Urban Lit ULM Magazine | Page 11

Worst Fears by Gale Cox Worst Fears By Gale Cox As an author I have two main fears. One, that the words will just stop coming one day and I’ll never write again, and two, that no one will be interested in what I write, meaning I won’t sell a single book. There are days, sometimes weeks at a time where I just can’t get the words to come. I’ll sit in front of my computer staring at a blank document because I either can’t organize the words and characters jumbled in my brain to put to paper or the words just escape me. Writing is an integral part of my life and when I can’t seem to do it, it can be quite worrisome and frustrating. What if the words just stop, what if I never write again? In those times, I find if I just don’t push, step away and don’t try to force it, eventually it’ll all become clear and at some point the words just start to flow and when they do, oh, what an awesome feeling it is! The other fear that resides in me and seems to be a constant, especially when I’m done writing a book, is, what if no one likes it?
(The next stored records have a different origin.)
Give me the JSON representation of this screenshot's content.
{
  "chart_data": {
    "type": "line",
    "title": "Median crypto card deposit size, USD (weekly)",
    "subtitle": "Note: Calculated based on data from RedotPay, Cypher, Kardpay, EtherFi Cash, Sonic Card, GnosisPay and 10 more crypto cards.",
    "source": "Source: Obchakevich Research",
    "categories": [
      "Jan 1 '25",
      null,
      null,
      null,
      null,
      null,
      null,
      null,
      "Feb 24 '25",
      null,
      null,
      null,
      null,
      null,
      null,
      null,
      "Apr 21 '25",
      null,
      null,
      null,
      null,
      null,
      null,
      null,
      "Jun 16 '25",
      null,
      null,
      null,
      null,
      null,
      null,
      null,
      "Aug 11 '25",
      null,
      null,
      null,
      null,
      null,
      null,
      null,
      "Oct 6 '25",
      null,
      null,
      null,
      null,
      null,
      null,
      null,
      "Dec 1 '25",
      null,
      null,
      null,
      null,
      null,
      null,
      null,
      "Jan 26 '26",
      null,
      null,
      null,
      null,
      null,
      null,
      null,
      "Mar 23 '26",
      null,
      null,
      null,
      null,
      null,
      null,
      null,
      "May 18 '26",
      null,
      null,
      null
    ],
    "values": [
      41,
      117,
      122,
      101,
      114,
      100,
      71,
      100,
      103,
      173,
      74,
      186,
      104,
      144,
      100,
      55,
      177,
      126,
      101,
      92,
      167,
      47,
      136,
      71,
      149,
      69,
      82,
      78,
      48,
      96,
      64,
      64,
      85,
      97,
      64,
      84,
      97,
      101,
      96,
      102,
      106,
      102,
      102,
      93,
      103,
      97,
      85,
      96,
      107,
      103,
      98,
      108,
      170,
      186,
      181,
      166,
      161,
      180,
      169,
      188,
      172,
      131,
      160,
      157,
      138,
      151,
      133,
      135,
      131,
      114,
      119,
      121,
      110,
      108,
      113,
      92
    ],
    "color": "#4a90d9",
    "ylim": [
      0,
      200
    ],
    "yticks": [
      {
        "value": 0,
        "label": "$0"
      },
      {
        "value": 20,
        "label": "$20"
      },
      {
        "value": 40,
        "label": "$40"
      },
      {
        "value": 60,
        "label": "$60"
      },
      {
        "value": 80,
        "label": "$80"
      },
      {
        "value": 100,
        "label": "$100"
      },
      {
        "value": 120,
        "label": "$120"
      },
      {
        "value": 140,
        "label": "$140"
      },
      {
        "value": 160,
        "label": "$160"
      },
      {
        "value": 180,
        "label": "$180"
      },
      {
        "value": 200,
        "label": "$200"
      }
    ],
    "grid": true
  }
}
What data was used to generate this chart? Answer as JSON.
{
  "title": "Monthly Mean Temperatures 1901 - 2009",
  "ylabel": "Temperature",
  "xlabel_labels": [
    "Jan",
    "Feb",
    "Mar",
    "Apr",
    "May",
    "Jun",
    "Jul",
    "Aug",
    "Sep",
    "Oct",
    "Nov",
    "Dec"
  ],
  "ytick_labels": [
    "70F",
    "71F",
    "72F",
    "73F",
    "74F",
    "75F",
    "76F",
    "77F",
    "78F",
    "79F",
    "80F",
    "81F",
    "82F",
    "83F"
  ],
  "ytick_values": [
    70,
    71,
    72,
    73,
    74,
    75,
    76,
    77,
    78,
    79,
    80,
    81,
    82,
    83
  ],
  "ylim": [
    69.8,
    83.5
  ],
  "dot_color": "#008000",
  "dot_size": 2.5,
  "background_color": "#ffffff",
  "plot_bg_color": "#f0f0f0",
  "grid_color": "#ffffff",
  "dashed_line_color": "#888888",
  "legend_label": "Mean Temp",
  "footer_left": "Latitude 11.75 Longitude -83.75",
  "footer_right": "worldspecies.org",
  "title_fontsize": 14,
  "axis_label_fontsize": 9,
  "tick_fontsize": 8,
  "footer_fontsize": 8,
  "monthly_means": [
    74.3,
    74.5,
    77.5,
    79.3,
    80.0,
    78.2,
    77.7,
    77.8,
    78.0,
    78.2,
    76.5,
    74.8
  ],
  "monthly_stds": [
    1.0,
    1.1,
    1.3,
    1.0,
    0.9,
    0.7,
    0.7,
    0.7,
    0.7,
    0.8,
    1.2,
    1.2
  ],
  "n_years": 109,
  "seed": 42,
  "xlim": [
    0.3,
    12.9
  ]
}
What if everyone hates it and I don’t sell a single copy? I know it’s an insecurity on my part but the fear is so real, it’s almost tangible. Until that first copy is sold, I fret and wonder, what if it doesn’t sell? What if it’s terrible and I’ve made a huge mistake? Then that first book sells and the fear eases. I don’t think I’m unique in these fears and I’m sure every author has some version of the them. I believe that’s why it’s especially helpful to find author buddies and friends to talk and share with to help ease those pesky fears.